Sunday they went to church. The five of them across the pew like one of those stick-figure families on the rear glass of minivans, a little ridiculous but not exactly something to apologize for either. John Maynard by the aisle, the boys between him and Tess. Laurie in Tess’s arms. Wally and Daniel had toys, misshapen monsters that might have been human, or near human. Bulky superheroes carrying two-inch assault rifles. Not the sort of thing encouraged here.
The spire of the church marked the center of campus, and like the rest of Garrison College it was expensive, ambitious, and astoundingly white. The college had been founded in 1867 on the grounds of an old mountain resort of fir and pine and breezy summer days, a mosquito-free idyll for the antebellum rich. During the Civil War it had been a hospital for the Army of Tennessee and after, as if to banish the bone-sawed ghosts, was transformed to a college charged with educating freedmen alongside the children of defeated Confederates—a noble history prominently displayed on every piece of official literature. Progressive. Socially minded they called it when the faculty senate nearly voted to divest from Israel or did vote to support gay marriage or wage equality.
John scanned the faces.
To the extent that the faculty attended church, they attended here, avoiding the Baptist and Pentecostal congregations that began just past the college gates.

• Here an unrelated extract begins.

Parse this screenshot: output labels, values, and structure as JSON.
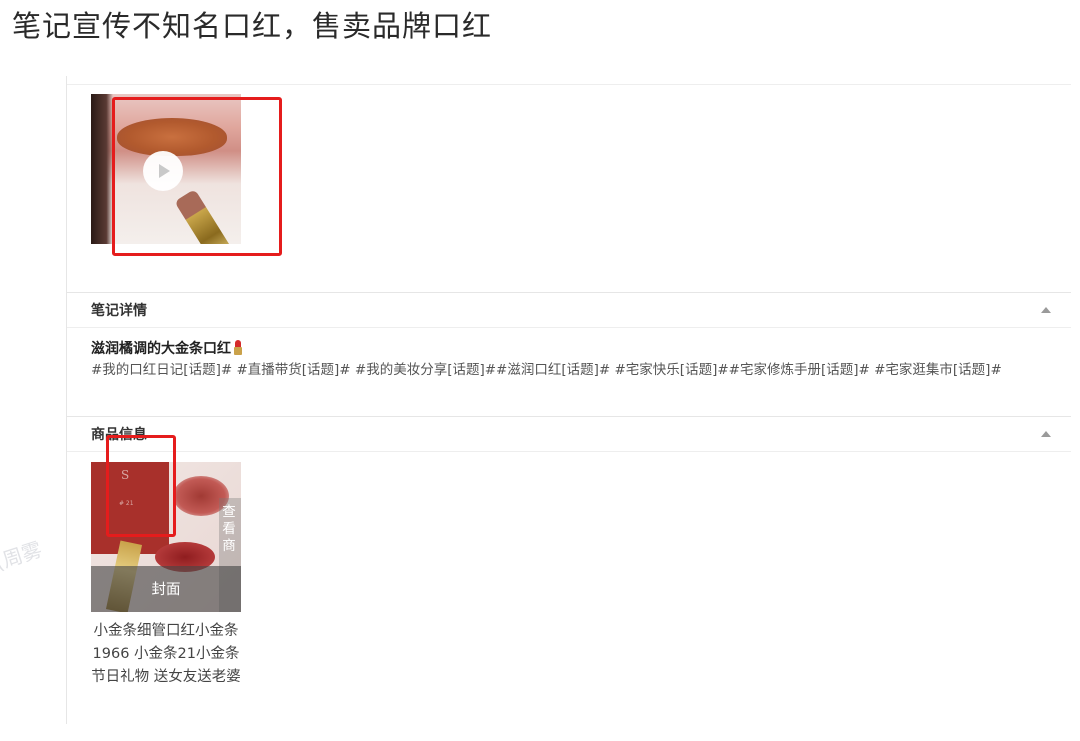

Those places were for the anthropologists recording traditions in messianic faith, the sociologists studying movements in the rural mountain South. The ones taking careful note of the world John had grown up in. The vinyl tablecloths and pedal pushers the women had lately taken to calling capri pants. The Friday ballgame and Sunday sermon. The do-gooder women with their arthritis and prayers. The stoic men with their cans of Bud. John had gone off to get what they called book-learning. But he hadn’t learned a thing, hadn’t gained a thing, except perhaps a thorough schooling in his own capacity to hate. He regretted it. Not exactly the loss of innocence so much as the casting away of beauty.